If you decide that you want eg 2000 deep cycles out of a battery and the way to do this is to charge ag eg C/12.3456 or whatever, and nothing else, then the only way to do this with certainty in a solar powered system is to ensure that there are never storms or clouds (or nights).
BUT in most cases CC Imax is not (as I have said above) some special magic figure that must be adhered to closely but rather is a maximum set for (usually) battery health reasons. It is unlikely that if you decide that 12A max is max that using 8 to 12 & varying and occasionally 2A or 0 A is going to do any harm. The end of CC charging is almost never set by timer and calculation but by the battery reaching a desired voltage. Taking somewhat longer to get there than absolute minimum is not usually a problem.
| An area where having at least some Imin available is required is in providing a topping charge where the PV may be running out of ability to provide enough I at elevated V and you may be able to charge the battery forever at below required rate and never complete the charge. I've see this exact problem reported in systems with very small PV capacity relative to battery capacity. –
Best Answer
I've thought about this requirement recently.
As long as you keep the current from Vin to load partitioned away from the battery current then you should have minimal problems. ie if current went from Vin to battery and then Battery to load, the system needs to do extra work to be able to ignore Iin.
ie battery charge proper needs to be able to deal with net battery current during charging. As long as you make it possible for it to manage battery current during charging all will be well. This way (digram below) the battery-controller does not "see: what the external source is doing.
BUT if in goes to load directly and battery connects to load independently, then all is kept partitioned.

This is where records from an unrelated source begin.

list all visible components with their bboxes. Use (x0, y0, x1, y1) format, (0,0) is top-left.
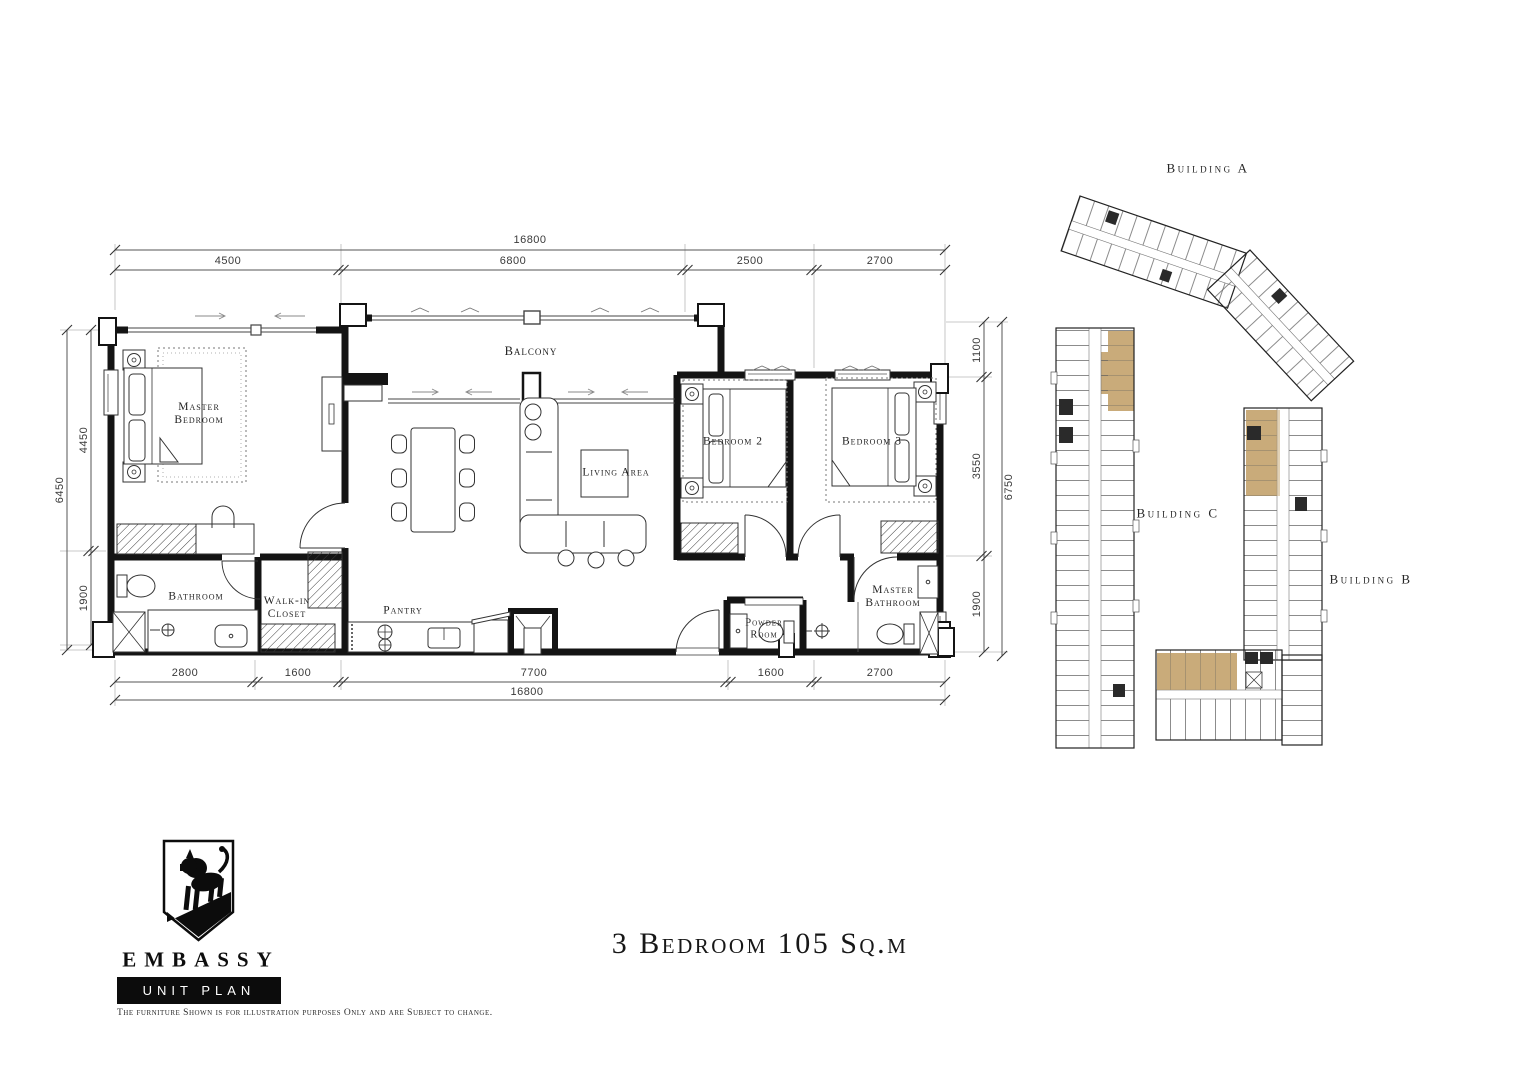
building-label-c: Building C (1136, 507, 1219, 522)
building-label-a: Building A (1166, 162, 1249, 177)
room-label-powder-room: Powder Room (735, 617, 793, 641)
dim-right-total: 6750 (1003, 474, 1015, 500)
dim-right-seg-1: 3550 (971, 453, 983, 479)
room-label-master-bedroom: Master Bedroom (161, 401, 237, 427)
dim-right-seg-0: 1100 (971, 337, 983, 363)
dim-left-seg-0: 4450 (78, 427, 90, 453)
dim-left-seg-1: 1900 (78, 585, 90, 611)
dim-top-seg-2: 2500 (737, 255, 763, 267)
unit-plan-badge-label: UNIT PLAN (143, 983, 256, 998)
dim-bottom-seg-4: 2700 (867, 667, 893, 679)
room-label-bedroom-2: Bedroom 2 (703, 436, 763, 449)
unit-plan-badge: UNIT PLAN (117, 977, 281, 1004)
dim-bottom-total: 16800 (510, 686, 543, 698)
dim-top-total: 16800 (513, 234, 546, 246)
brand-logo (0, 0, 1528, 1080)
dim-top-seg-3: 2700 (867, 255, 893, 267)
dim-top-seg-0: 4500 (215, 255, 241, 267)
room-label-walk-in-closet: Walk-in Closet (255, 595, 319, 621)
lion-crest-icon (164, 841, 233, 940)
dim-bottom-seg-2: 7700 (521, 667, 547, 679)
dim-bottom-seg-3: 1600 (758, 667, 784, 679)
room-label-balcony: Balcony (505, 344, 558, 358)
dim-left-total: 6450 (54, 477, 66, 503)
disclaimer-text: The furniture Shown is for illustration … (117, 1008, 493, 1018)
dim-bottom-seg-1: 1600 (285, 667, 311, 679)
dim-top-seg-1: 6800 (500, 255, 526, 267)
room-label-bathroom: Bathroom (168, 591, 223, 604)
room-label-bedroom-3: Bedroom 3 (842, 436, 902, 449)
dim-right-seg-2: 1900 (971, 591, 983, 617)
room-label-pantry: Pantry (383, 605, 423, 618)
page-title: 3 Bedroom 105 Sq.m (612, 927, 909, 961)
dim-bottom-seg-0: 2800 (172, 667, 198, 679)
building-label-b: Building B (1329, 573, 1412, 588)
unit-plan-page: Master Bedroom Bathroom Walk-in Closet P… (0, 0, 1528, 1080)
brand-name: EMBASSY (122, 948, 280, 973)
room-label-living-area: Living Area (582, 467, 649, 480)
room-label-master-bathroom: Master Bathroom (853, 584, 933, 610)
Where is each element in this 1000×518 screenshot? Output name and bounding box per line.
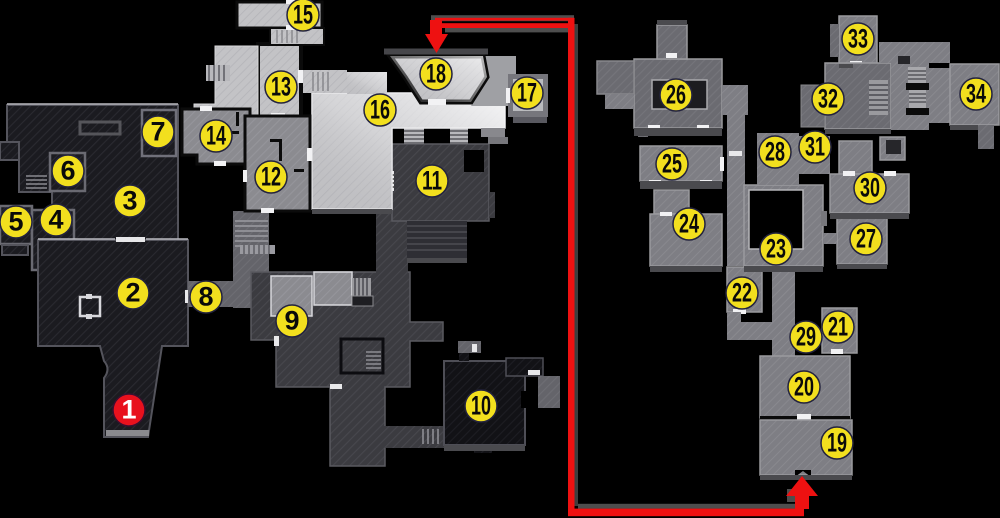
svg-text:33: 33 [848, 24, 868, 54]
svg-text:25: 25 [662, 149, 682, 179]
svg-text:7: 7 [150, 117, 165, 147]
svg-text:13: 13 [271, 72, 291, 102]
svg-text:12: 12 [261, 162, 281, 192]
svg-text:26: 26 [666, 80, 686, 110]
svg-text:18: 18 [426, 59, 446, 89]
svg-text:31: 31 [805, 132, 825, 162]
svg-text:2: 2 [125, 278, 140, 308]
svg-text:9: 9 [284, 306, 299, 336]
svg-text:4: 4 [48, 205, 63, 235]
svg-text:15: 15 [293, 0, 313, 30]
svg-text:6: 6 [60, 156, 75, 186]
svg-text:11: 11 [422, 166, 442, 196]
svg-text:8: 8 [198, 282, 213, 312]
svg-text:27: 27 [856, 224, 876, 254]
svg-text:17: 17 [517, 78, 537, 108]
svg-text:22: 22 [732, 278, 752, 308]
svg-text:34: 34 [966, 79, 986, 109]
svg-text:19: 19 [827, 428, 847, 458]
svg-text:14: 14 [206, 121, 226, 151]
svg-text:30: 30 [860, 173, 880, 203]
svg-text:5: 5 [8, 207, 23, 237]
svg-text:10: 10 [471, 391, 491, 421]
svg-text:21: 21 [828, 312, 848, 342]
svg-text:23: 23 [766, 234, 786, 264]
svg-text:24: 24 [679, 209, 699, 239]
svg-text:20: 20 [794, 372, 814, 402]
svg-text:28: 28 [765, 137, 785, 167]
svg-text:16: 16 [370, 95, 390, 125]
svg-text:1: 1 [121, 395, 136, 425]
svg-text:29: 29 [796, 322, 816, 352]
svg-text:32: 32 [818, 84, 838, 114]
svg-text:3: 3 [122, 186, 137, 216]
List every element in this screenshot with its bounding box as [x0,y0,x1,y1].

Battery - battery controller - Load
In practice this may be as simple as putting the load on the Vcharge side of the battery current sense. Current sense then sees true battery current (in or out) and is "unaware" of actual load current.
SO
If the external supply can operate the widget directly it will run without battery involvement. If not (say 100 mA charge, 300 mA load) then it will draw battery current to make up the difference.
End of constant current phase is tripped when the battery voltage reaches Vmaxchg *=(usually 4.2V/cell). This voltage may be slightly affected by available charge current but not much. [[Note: Charge % during constant current phase is usually rather less than 90%]]. So end of CC phase will not be much affected by widget running.
End of CV (constant voltage) phases occurs when Ichg drps to some % of Imax.
If external supply cannot support widget plus Ichg_current directly then Ichg wll decrease and charging may be terminated. You could either disable charge termination during widget running time or add a fake current value into the termination control circuitry to make it look like Ichg is steady when the widget runs. Easier done than thought of :-).
The subterfuge of adjusting apparent charge rate does no harm as battery will not be charging during these periods (and normal operation assumes when the widegt stops operating.